Search code examples
pythonpandasdataframeerror-handlingdeprecation-warning

How to convert a pandas dataframe to numeric future proof?


Until now I used to convert all values in a pandas dataframe with combined numerical and string entries to numeric values if possible in one easy step, using .map and .to_numeric with "errors = 'ignore'".

It worked perfectly, but after updating to the latest version of Pandas (2.2.3) I get a FutureWarning.

import pandas as pd
A = pd.DataFrame({
    'x' : ['1','2','3'],
    'y' : ['not_a_number','5',9999],
    }) # example data
B = A.map(pd.to_numeric, errors = 'ignore')

# FutureWarning: errors='ignore' is deprecated and will raise in a future version. Use to_numeric without passing errors and catch exceptions explicitly instead B = A.map(pd.to_numeric, errors = 'ignore')

How could I code this future proof in an elegant, vectorised way?

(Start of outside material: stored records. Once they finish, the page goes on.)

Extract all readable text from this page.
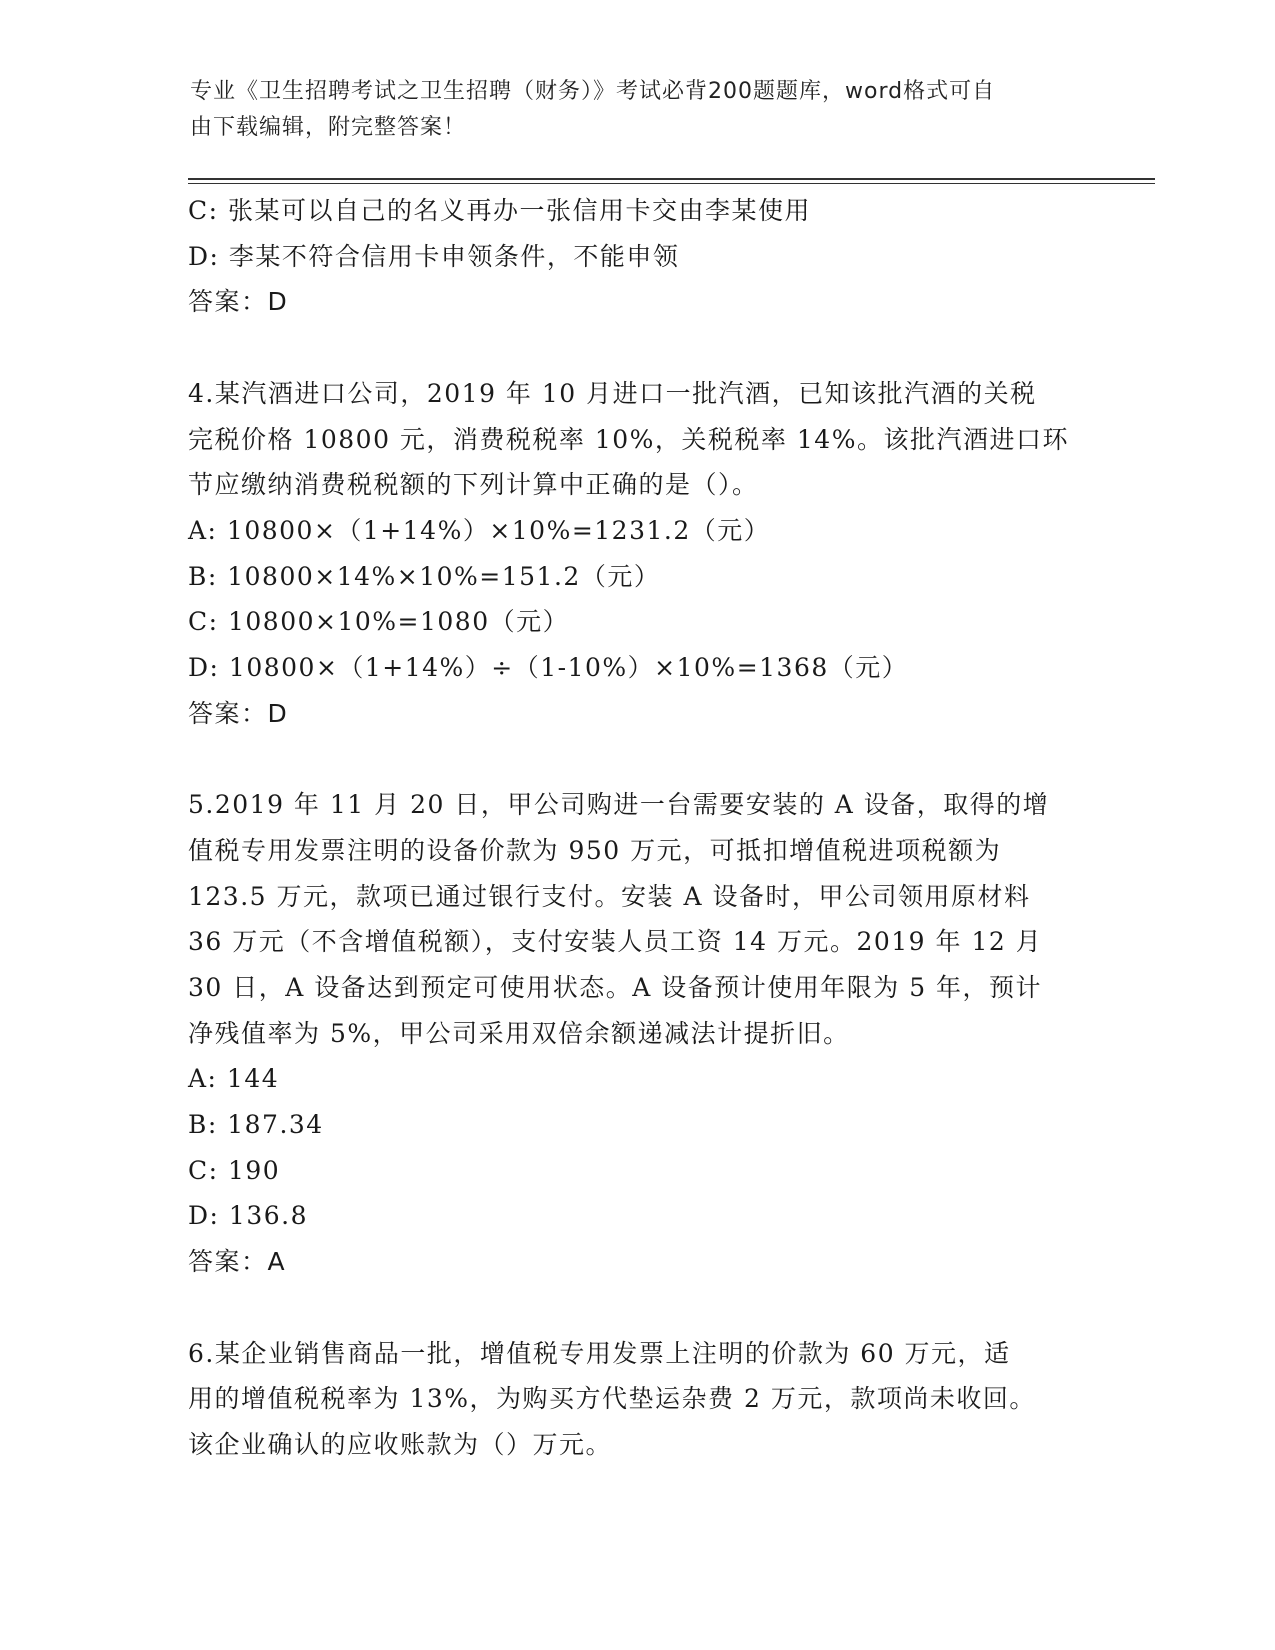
专业《卫生招聘考试之卫生招聘（财务）》考试必背200题题库，word格式可自
由下载编辑，附完整答案！
C: 张某可以自己的名义再办一张信用卡交由李某使用
D: 李某不符合信用卡申领条件，不能申领
答案：D
4.某汽酒进口公司，2019 年 10 月进口一批汽酒，已知该批汽酒的关税
完税价格 10800 元，消费税税率 10%，关税税率 14%。该批汽酒进口环
节应缴纳消费税税额的下列计算中正确的是（）。
A: 10800×（1+14%）×10%=1231.2（元）
B: 10800×14%×10%=151.2（元）
C: 10800×10%=1080（元）
D: 10800×（1+14%）÷（1-10%）×10%=1368（元）
答案：D
5.2019 年 11 月 20 日，甲公司购进一台需要安装的 A 设备，取得的增
值税专用发票注明的设备价款为 950 万元，可抵扣增值税进项税额为
123.5 万元，款项已通过银行支付。安装 A 设备时，甲公司领用原材料
36 万元（不含增值税额），支付安装人员工资 14 万元。2019 年 12 月
30 日，A 设备达到预定可使用状态。A 设备预计使用年限为 5 年，预计
净残值率为 5%，甲公司采用双倍余额递减法计提折旧。
A: 144
B: 187.34
C: 190
D: 136.8
答案：A
6.某企业销售商品一批，增值税专用发票上注明的价款为 60 万元，适
用的增值税税率为 13%，为购买方代垫运杂费 2 万元，款项尚未收回。
该企业确认的应收账款为（）万元。
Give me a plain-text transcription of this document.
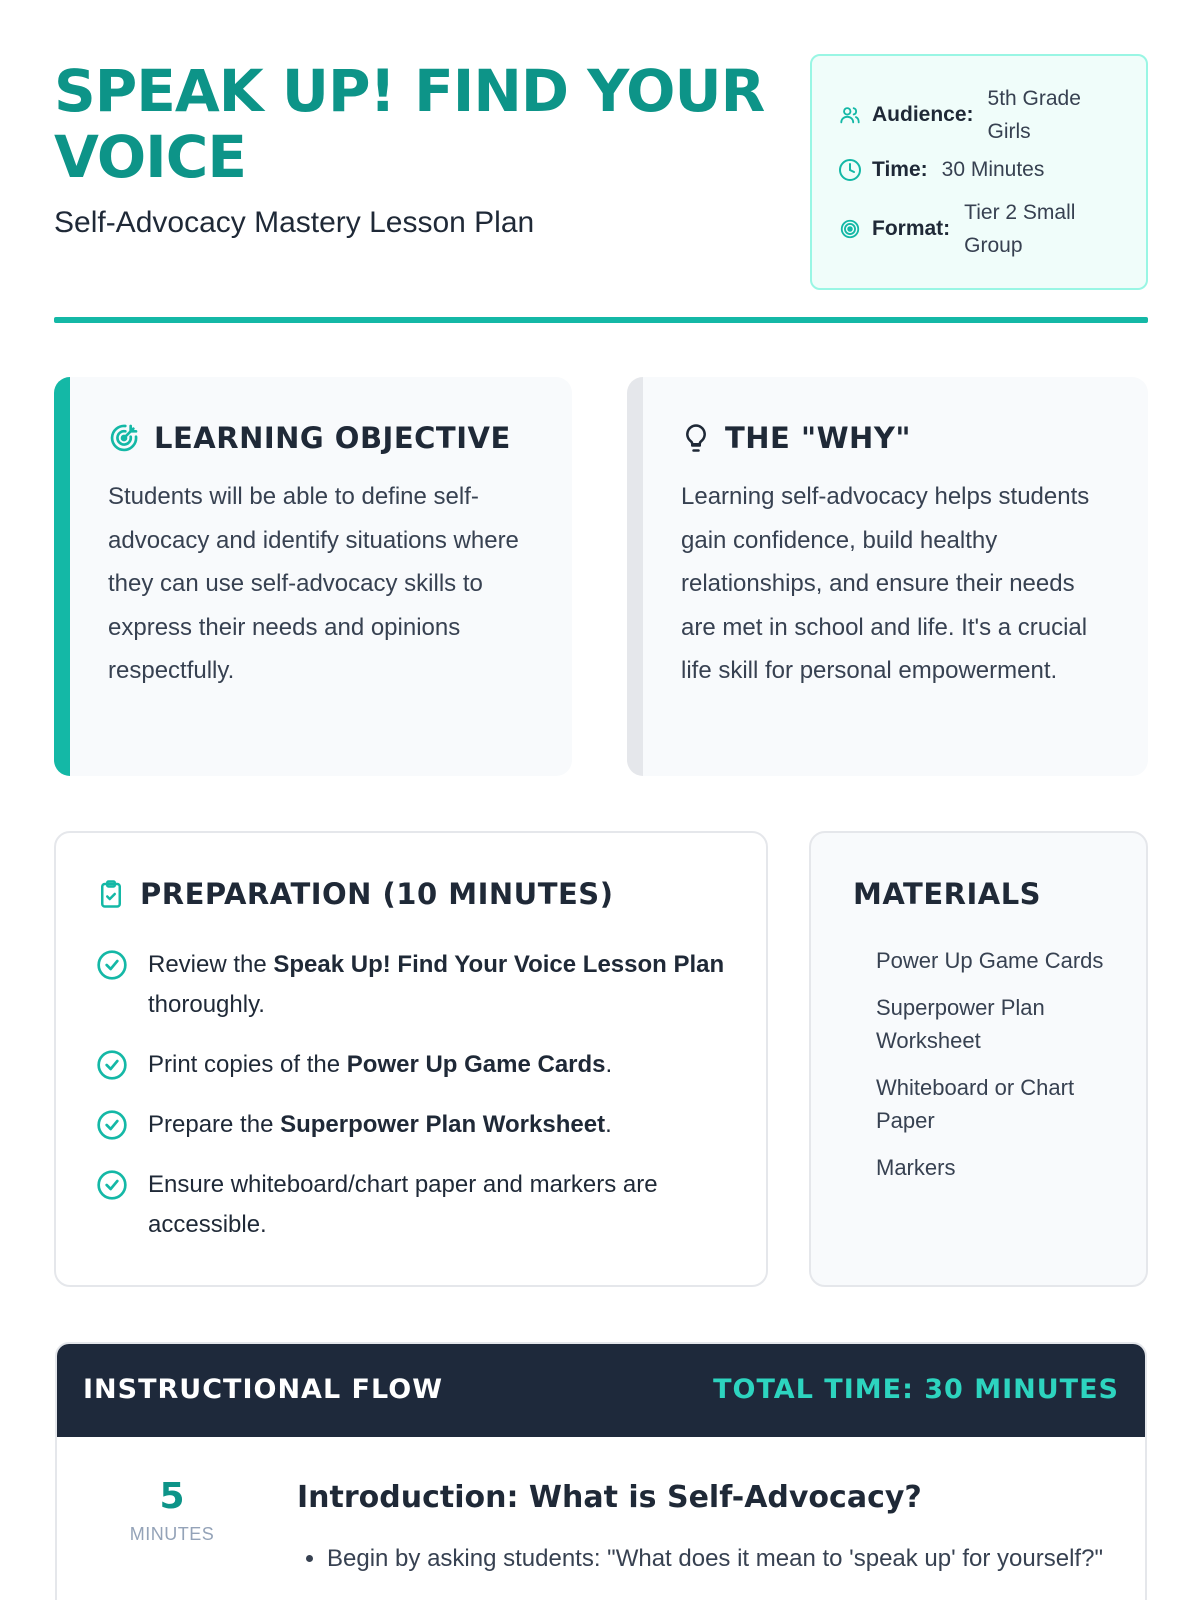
SPEAK UP! FIND YOUR VOICE
Self-Advocacy Mastery Lesson Plan
Audience:
5th Grade Girls
Time: 30 Minutes
Format:
Tier 2 Small Group
LEARNING OBJECTIVE
Students will be able to define self-advocacy and identify situations where they can use self-advocacy skills to express their needs and opinions respectfully.
THE "WHY"
Learning self-advocacy helps students gain confidence, build healthy relationships, and ensure their needs are met in school and life. It's a crucial life skill for personal empowerment.
PREPARATION (10 MINUTES)
Review the Speak Up! Find Your Voice Lesson Plan thoroughly.
Print copies of the Power Up Game Cards.
Prepare the Superpower Plan Worksheet.
Ensure whiteboard/chart paper and markers are accessible.
MATERIALS
Power Up Game Cards
Superpower Plan Worksheet
Whiteboard or Chart Paper
Markers
INSTRUCTIONAL FLOW	TOTAL TIME: 30 MINUTES
5
MINUTES
Introduction: What is Self-Advocacy?
• Begin by asking students: "What does it mean to 'speak up' for yourself?"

I could not think of any solution that is not very cumbersome (looping over each individual entry of the dataframe).


Solution

  • When you use errors='ignore', to_numeric returns the original Series.

    As mentioned in the documentation:

    errors {‘ignore’, ‘raise’, ‘coerce’}, default ‘raise’

    • If ‘raise’, then invalid parsing will raise an exception.
    • If ‘coerce’, then invalid parsing will be set as NaN.
    • If ‘ignore’, then invalid parsing will return the input.

    Changed in version 2.2. “ignore” is deprecated. Catch exceptions explicitly instead.

    Catch the error explicitly if you want to keep the previous behavior:

    def to_numeric(s):
        try:
            return pd.to_numeric(s, errors='raise')
        except ValueError:
            return s
        
    A.apply(to_numeric)
    

    NB. use apply rather than map for a vectorial operation.

    Relevant issues: #54467, #59221.